‘I can place my faith in a God who died for love, and in a crucified Messiah who is vindicated in our loving.' Photo: by Emily Crawford on Unsplash

‘A vulnerable faith can help to build bridges between theist and nontheist Friends.’

Dead end? More from Michael Saunders on ‘death of God’ theology

‘A vulnerable faith can help to build bridges between theist and nontheist Friends.’

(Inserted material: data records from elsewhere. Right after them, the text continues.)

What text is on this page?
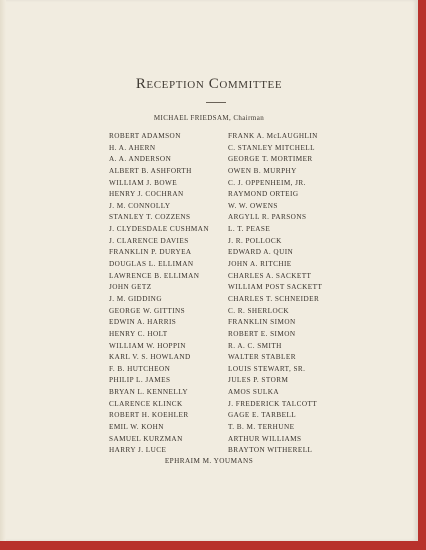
Reception Committee
MICHAEL FRIEDSAM, Chairman
ROBERT ADAMSON
H. A. AHERN
A. A. ANDERSON
ALBERT B. ASHFORTH
WILLIAM J. BOWE
HENRY J. COCHRAN
J. M. CONNOLLY
STANLEY T. COZZENS
J. CLYDESDALE CUSHMAN
J. CLARENCE DAVIES
FRANKLIN P. DURYEA
DOUGLAS L. ELLIMAN
LAWRENCE B. ELLIMAN
JOHN GETZ
J. M. GIDDING
GEORGE W. GITTINS
EDWIN A. HARRIS
HENRY C. HOLT
WILLIAM W. HOPPIN
KARL V. S. HOWLAND
F. B. HUTCHEON
PHILIP L. JAMES
BRYAN L. KENNELLY
CLARENCE KLINCK
ROBERT H. KOEHLER
EMIL W. KOHN
SAMUEL KURZMAN
HARRY J. LUCE
FRANK A. McLAUGHLIN
C. STANLEY MITCHELL
GEORGE T. MORTIMER
OWEN B. MURPHY
C. J. OPPENHEIM, JR.
RAYMOND ORTEIG
W. W. OWENS
ARGYLL R. PARSONS
L. T. PEASE
J. R. POLLOCK
EDWARD A. QUIN
JOHN A. RITCHIE
CHARLES A. SACKETT
WILLIAM POST SACKETT
CHARLES T. SCHNEIDER
C. R. SHERLOCK
FRANKLIN SIMON
ROBERT E. SIMON
R. A. C. SMITH
WALTER STABLER
LOUIS STEWART, SR.
JULES P. STORM
AMOS SULKA
J. FREDERICK TALCOTT
GAGE E. TARBELL
T. B. M. TERHUNE
ARTHUR WILLIAMS
BRAYTON WITHERELL
EPHRAIM M. YOUMANS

by Michael Saunders 12th August 2022

Following my ‘Back from the death’ article (8 July), some Friends seem to have missed what I hoped was a positive vision. In one letter, a Friend even derided the phrase ‘death of God’ as a ‘weird oxymoron’. But isn’t this ‘weird oxymoron’ already suggested by Christian language about the cross? ‘We preach Christ crucified’, as Corinthians has it. This does conjure a strange vision: one of a God who became incarnate in the vulnerable body of a Jewish peasant – of a God who was executed. To render this weird oxymoron more palatable, to smooth out its rough edges, is to shy away from the radicality of the Christian proclamation. This proclamation declares ‘that God was indeed fundamentally present in the fate of the crucified Messiah,’ as the Methodist theologian Theodore Jennings puts it, which should encourage acts of loving solidarity with those who are themselves suffering from violent oppression. If I say that there is an atheism – a moment without God – at the heart of Christianity, it is because I take seriously this proclamation. It is worth sitting, I think, with these words from the German philosopher Ernst Bloch: ‘Only an atheist can be a good Christian; only a Christian can be a good atheist.’